I finally got to watch Scorsese’s The Last Temptation of Christ, after wanting to see it ever since it first came out in 1989. Wonderfully poetic fiction and superior to the official fictions so jealously guarded by the churches. As for the Da Vinci Code, I got as far as opening it in a bookshop a while ago and instantly found it unreadable, in exactly the same way that I’d never been able to read more than a page of the Celestine Prophecy. Both books invited me to look through the contemporary eyes of fatuous characters, the author presuming I would identify with their points of view.

Kazantzakis and Scorsese have it exactly right for my taste.
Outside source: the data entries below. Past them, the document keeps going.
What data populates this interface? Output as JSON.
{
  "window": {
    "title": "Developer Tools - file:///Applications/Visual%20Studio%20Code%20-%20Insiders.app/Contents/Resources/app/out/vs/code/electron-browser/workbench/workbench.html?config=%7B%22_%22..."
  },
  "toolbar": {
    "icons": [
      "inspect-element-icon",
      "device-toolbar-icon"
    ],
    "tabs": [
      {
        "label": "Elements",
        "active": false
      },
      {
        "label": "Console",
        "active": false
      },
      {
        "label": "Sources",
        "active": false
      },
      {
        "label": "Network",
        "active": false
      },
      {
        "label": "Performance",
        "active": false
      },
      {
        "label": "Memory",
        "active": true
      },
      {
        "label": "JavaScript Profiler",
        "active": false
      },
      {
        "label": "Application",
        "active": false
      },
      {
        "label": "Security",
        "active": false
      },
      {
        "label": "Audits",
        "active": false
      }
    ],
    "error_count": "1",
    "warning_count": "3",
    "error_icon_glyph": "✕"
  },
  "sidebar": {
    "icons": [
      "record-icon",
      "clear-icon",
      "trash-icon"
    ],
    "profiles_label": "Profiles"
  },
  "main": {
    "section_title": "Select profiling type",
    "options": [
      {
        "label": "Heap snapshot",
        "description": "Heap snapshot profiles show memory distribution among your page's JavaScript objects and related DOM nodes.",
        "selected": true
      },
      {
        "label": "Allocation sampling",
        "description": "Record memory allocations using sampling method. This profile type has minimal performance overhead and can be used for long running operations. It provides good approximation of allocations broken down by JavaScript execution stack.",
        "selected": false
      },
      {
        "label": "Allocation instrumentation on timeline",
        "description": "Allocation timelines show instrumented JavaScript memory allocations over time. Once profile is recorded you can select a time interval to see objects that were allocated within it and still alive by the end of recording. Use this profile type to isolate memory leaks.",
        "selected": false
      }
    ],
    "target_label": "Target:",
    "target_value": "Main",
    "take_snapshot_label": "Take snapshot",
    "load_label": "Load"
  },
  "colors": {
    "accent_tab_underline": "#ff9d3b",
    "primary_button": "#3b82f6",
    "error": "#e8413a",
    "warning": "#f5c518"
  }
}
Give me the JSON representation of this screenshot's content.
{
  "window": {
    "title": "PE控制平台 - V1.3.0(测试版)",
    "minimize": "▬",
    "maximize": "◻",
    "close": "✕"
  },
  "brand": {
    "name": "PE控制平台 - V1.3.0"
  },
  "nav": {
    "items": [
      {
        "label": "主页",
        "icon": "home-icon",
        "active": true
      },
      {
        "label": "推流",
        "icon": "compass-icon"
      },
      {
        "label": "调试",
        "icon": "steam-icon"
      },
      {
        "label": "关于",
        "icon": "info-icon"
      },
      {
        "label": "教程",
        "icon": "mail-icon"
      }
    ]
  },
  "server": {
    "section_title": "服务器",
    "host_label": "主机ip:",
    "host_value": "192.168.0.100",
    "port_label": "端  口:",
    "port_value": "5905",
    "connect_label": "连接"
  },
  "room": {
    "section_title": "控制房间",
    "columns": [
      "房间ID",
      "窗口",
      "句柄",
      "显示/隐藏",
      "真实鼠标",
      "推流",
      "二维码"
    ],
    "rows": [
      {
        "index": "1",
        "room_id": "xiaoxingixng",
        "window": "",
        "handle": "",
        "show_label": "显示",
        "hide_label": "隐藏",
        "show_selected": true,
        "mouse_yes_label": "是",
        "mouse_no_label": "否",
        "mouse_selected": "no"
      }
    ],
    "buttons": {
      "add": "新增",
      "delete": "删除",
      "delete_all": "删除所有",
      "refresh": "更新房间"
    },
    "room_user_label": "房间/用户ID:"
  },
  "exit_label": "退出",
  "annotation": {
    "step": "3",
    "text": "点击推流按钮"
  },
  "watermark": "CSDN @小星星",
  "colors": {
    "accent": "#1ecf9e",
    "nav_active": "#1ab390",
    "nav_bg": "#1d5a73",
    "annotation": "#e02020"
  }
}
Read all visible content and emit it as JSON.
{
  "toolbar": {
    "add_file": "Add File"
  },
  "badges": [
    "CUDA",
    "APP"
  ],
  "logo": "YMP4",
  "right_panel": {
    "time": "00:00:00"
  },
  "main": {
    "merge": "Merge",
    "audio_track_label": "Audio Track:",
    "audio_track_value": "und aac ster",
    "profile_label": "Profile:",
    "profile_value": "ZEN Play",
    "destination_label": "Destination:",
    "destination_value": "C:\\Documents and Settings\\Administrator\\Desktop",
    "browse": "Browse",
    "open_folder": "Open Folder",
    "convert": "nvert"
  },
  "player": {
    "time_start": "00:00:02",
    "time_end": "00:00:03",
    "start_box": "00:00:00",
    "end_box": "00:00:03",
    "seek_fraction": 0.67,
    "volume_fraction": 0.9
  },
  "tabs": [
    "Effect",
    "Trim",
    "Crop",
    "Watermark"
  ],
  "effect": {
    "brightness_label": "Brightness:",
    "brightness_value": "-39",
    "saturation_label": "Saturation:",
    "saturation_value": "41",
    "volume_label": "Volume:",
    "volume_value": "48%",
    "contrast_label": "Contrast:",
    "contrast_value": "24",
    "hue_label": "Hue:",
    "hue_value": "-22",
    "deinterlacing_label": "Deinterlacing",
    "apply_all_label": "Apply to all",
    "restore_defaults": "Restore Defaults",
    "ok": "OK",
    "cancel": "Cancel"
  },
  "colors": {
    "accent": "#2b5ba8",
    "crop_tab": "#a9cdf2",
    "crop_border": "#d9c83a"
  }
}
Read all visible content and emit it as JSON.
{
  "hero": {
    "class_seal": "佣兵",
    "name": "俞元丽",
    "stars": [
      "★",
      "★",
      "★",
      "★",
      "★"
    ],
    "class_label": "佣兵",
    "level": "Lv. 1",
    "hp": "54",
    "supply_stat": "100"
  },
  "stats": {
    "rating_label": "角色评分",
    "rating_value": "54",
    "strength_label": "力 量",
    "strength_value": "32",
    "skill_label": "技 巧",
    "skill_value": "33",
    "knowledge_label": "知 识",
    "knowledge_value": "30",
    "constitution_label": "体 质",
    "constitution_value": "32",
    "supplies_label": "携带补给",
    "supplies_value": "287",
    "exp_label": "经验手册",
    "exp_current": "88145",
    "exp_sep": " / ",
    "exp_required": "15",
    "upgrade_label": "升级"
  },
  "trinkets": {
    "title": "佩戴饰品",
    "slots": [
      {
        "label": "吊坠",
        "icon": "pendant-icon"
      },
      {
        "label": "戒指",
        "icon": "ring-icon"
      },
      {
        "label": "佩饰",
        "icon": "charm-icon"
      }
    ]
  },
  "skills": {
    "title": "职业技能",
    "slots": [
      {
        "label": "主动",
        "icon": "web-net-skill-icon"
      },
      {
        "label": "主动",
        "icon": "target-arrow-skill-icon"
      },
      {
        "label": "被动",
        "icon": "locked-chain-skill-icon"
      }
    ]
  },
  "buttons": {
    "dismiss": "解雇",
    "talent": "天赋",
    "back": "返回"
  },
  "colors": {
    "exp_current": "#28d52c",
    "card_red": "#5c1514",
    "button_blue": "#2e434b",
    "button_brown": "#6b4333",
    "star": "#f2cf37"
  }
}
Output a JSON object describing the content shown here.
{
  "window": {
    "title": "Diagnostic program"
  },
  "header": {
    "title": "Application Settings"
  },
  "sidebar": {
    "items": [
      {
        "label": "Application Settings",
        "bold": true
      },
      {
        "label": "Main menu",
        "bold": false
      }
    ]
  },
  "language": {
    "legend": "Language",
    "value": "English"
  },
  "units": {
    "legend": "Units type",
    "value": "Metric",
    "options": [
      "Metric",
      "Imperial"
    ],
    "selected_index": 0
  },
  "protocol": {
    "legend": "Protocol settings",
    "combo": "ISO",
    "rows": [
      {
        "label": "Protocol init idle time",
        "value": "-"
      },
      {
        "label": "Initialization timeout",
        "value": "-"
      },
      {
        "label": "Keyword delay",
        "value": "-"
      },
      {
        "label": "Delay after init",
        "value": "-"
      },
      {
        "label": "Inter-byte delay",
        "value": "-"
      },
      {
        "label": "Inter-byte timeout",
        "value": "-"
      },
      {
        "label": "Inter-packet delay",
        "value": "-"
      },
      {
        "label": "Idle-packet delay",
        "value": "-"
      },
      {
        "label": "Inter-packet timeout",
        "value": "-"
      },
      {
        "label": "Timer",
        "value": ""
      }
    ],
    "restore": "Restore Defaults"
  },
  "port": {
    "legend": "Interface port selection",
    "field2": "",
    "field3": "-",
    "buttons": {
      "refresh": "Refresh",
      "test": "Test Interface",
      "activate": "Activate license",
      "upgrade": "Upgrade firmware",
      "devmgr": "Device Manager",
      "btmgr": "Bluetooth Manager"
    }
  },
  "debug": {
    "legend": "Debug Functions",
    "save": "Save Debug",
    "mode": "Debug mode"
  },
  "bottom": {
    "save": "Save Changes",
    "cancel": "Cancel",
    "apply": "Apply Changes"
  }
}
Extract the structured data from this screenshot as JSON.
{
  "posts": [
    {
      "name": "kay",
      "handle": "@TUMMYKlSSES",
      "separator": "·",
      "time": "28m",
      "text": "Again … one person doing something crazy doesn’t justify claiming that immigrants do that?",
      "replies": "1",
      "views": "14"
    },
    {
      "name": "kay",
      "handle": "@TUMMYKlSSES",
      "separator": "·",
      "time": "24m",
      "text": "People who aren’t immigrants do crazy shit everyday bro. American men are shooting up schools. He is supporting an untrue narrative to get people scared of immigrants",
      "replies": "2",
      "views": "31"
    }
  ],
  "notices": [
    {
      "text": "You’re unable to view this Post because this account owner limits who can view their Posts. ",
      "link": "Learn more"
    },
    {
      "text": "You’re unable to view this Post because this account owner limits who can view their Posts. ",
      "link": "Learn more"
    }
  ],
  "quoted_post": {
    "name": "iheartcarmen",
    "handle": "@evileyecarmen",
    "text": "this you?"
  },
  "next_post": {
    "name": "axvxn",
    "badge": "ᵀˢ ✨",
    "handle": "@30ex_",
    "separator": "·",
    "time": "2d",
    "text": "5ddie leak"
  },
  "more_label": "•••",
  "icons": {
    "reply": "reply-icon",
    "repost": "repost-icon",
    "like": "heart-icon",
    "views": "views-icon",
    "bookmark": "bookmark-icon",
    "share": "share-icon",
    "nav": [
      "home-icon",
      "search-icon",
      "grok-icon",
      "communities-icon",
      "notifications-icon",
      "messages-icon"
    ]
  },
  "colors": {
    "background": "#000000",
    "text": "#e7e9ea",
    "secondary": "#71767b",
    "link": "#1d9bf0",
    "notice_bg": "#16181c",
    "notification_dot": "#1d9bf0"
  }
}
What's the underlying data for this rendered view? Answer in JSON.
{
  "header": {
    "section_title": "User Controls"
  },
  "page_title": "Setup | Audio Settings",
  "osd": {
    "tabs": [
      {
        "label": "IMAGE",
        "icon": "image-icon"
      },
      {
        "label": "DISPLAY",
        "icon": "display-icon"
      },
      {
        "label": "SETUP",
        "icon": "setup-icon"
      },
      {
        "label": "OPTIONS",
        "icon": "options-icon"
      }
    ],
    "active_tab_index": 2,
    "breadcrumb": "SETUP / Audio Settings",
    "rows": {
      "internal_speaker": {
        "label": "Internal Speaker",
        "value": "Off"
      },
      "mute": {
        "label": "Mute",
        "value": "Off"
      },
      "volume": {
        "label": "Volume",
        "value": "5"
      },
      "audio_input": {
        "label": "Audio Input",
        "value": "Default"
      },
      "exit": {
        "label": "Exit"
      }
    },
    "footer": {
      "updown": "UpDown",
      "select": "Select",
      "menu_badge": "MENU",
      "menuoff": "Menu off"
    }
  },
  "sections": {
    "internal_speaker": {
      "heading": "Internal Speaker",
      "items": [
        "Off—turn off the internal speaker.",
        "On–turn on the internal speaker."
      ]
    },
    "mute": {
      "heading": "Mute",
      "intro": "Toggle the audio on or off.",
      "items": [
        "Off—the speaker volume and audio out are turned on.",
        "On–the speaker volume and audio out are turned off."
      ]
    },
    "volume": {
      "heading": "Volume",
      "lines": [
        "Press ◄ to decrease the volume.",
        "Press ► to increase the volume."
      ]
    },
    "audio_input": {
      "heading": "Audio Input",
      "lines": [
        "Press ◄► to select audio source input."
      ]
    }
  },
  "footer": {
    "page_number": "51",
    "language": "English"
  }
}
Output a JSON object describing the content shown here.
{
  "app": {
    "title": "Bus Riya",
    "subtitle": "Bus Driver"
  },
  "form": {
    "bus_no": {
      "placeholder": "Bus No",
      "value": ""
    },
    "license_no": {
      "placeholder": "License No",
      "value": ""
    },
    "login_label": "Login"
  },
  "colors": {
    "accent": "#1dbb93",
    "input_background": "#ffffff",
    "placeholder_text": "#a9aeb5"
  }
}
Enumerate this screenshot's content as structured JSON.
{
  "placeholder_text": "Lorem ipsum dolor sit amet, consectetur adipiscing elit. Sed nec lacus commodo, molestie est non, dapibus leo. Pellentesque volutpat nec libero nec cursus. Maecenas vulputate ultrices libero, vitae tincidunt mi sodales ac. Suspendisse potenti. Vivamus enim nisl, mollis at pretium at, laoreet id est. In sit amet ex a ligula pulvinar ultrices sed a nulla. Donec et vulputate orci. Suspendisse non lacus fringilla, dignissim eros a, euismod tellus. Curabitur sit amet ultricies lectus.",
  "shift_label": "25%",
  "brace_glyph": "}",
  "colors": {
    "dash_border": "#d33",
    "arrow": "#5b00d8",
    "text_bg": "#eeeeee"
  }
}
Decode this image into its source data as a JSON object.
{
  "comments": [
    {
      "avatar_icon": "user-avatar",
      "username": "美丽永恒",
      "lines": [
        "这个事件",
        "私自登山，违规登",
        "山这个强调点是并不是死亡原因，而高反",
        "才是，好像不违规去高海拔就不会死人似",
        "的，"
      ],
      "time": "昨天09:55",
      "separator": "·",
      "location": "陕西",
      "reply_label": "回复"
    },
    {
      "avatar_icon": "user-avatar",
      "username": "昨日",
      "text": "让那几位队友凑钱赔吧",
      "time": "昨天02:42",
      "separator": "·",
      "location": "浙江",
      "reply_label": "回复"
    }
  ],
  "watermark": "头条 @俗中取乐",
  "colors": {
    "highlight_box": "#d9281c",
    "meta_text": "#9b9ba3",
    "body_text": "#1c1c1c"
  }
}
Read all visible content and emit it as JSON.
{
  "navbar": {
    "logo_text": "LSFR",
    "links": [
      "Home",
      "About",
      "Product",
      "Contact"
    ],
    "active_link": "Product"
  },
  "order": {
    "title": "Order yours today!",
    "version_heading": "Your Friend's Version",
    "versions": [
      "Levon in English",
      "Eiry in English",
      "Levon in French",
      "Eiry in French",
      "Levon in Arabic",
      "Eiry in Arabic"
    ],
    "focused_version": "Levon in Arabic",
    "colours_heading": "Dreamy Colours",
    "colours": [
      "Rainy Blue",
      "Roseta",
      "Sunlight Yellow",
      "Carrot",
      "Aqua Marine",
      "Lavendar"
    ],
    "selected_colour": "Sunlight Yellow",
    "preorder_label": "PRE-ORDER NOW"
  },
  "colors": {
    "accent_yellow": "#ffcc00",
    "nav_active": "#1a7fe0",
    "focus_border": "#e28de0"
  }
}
Jesus is believable in every scene where he deviates from the Gospel texts, and is somewhere on the spectrum between deranged and megalomaniac the rest of the time; but then, you can feel afresh the astonishment of his audiences. Clearly, his family life with Mary and Martha (left) is far preferable to his triumphant cry (right) of “It is accomplished!”

We are left to speculate how everything would have been different if he had succumbed to the temptation, and taken the lovely angel’s invitation to get down from the cross and live till old age. We discover the angel is another trickery of Satan, but it’s clear that the world would be a better place today if he had given the flesh its due like normal people. And that is the beauty of the film’s poetic vision. Despite Kazantzakis’ intention, the film’s unintended consequences live on, and I feel like the little boy who sees that the Emperor has no clothes.